Sonunda alışveriş merkezine geldiğimizde uçağa iki buçuk saat kaldığını söyleyip duruyordum.


Gittiğimiz gün bizim için kutlama yapıcaklarını söylemiş şirket, ondan dolayı ilk kıyafet mağzasına dalmıştım bende.


Elimdeki belki kaçıncı kıyafetti ama beyimize beğendiremiyordum.


"Ayaz ya ben bu kıyafeti almak istiyorum ama!"


"Güzelim çok açık buna elbise denmez bir kere! Sırtı ayrı boyu ayrı göğüs dekoltesi ayrı! Nereni kapatacak pardon bu elbise?"


"Beni kısıtlayamazsın Ayaz! Ben bir birey olarak kendi kararlarımı verebilirim! Beğenmediğim için almıyorum."


Sabır dileyerek başını kaldırdı yukarı doğru,"Allah'ım sen bana sabır ver!"


"Amin cümlemize Ayazcım."


Bir sonraki elbise için tekrar reyonlara bakmak için geçmiştim ki gözüme çarpan elbiseyle diğerlerine bakmadan direkt onu aldım. Sanırsam bir elbiseye aşık olmuştum.

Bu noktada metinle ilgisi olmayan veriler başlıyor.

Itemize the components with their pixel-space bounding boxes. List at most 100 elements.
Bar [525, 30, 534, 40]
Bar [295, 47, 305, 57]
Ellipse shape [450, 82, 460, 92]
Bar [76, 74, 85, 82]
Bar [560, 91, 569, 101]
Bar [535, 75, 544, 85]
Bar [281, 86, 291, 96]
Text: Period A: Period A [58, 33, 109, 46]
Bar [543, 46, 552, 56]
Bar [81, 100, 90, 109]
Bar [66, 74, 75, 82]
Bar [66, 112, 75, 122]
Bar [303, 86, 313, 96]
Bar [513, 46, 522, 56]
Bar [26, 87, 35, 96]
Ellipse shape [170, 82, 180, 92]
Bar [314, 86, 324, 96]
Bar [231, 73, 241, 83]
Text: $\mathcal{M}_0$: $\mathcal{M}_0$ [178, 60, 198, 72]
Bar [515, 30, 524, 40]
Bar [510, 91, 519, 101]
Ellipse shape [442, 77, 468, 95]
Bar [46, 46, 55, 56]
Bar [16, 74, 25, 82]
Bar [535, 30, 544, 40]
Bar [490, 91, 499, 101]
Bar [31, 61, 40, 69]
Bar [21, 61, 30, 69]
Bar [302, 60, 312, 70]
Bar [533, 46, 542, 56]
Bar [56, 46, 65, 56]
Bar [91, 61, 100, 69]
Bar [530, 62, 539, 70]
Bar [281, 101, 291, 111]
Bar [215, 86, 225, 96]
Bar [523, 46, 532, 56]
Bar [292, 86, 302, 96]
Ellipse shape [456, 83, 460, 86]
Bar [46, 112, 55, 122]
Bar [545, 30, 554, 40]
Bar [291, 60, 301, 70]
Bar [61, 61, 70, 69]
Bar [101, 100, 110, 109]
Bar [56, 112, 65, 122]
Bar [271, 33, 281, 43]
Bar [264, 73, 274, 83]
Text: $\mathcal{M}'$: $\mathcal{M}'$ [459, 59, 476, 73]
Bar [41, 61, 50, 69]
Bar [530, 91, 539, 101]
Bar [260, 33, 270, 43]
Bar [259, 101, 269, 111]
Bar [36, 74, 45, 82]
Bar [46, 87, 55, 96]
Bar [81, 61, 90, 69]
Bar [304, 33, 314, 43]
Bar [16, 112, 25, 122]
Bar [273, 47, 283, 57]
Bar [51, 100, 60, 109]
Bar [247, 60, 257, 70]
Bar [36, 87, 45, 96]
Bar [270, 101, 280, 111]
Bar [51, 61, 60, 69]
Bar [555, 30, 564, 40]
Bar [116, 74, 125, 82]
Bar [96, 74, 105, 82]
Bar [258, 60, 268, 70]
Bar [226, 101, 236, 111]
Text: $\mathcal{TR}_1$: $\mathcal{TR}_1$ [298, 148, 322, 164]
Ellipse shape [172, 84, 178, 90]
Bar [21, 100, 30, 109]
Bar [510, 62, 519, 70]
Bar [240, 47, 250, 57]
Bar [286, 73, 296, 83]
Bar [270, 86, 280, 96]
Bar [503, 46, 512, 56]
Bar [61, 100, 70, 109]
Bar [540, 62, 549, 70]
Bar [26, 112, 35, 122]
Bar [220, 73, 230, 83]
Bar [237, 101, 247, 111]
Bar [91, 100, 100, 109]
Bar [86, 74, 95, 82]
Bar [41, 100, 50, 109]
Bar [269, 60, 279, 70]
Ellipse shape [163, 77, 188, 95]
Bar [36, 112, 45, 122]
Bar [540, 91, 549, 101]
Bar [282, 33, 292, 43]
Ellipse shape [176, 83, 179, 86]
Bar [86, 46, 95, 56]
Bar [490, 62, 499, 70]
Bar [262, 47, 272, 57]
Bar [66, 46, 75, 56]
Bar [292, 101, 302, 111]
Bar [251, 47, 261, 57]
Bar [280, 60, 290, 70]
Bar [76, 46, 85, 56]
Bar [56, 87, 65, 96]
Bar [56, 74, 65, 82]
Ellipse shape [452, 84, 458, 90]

Ayaz'a göstermeden direkt kabine girdim, bu seferkini net alacaktım ve ona da sürpriz olsun istiyordum.


Aynadaki halime baktığımda kalbim güm güm atıyordu.


"Giydin mi?"


"Giyidim ama...şuan sana göstermeyeceğim ve alacağım. Ama nasıl yapacağım onu pek çözemedim."


"Kartı vereyim sen öde çık bende seni dışarda bekleyeyim olur mu?"


"Sen dışarı çıksan yeter..."


"Gece ya alırsın kartı ya da gider güvenlik kamerasından kıyafetinden bakarım!"


"Ama ya! İğrençsin neden tehdit ediyorsun?!"


"Alıyor musun, almıyor musun Kartı?"


"Ver Allah'ın cezası ver!"


Kartı alttan itelediğinde elime alıp inceledim, sınırsız kart mıydı bu? Şaka falan mı umarım değildir çünkü bunla kitapçıya gitmek istiyordum direkt.


Elbiseyi çıkarıp önceki kıyafetlerimi giyidim, kabinden ilk kafamı çıkardın çünkü Ayaz'ın orda olup olmadığından emin olmak istiyordum.


Kimse yoktu görevli kız dışında, hızlıca çıkıp kasaya yöneldim. Saatin geç olmasına rağmen mağaza çok kalabalıktı ve insanlar akın akın elbise alıyordu.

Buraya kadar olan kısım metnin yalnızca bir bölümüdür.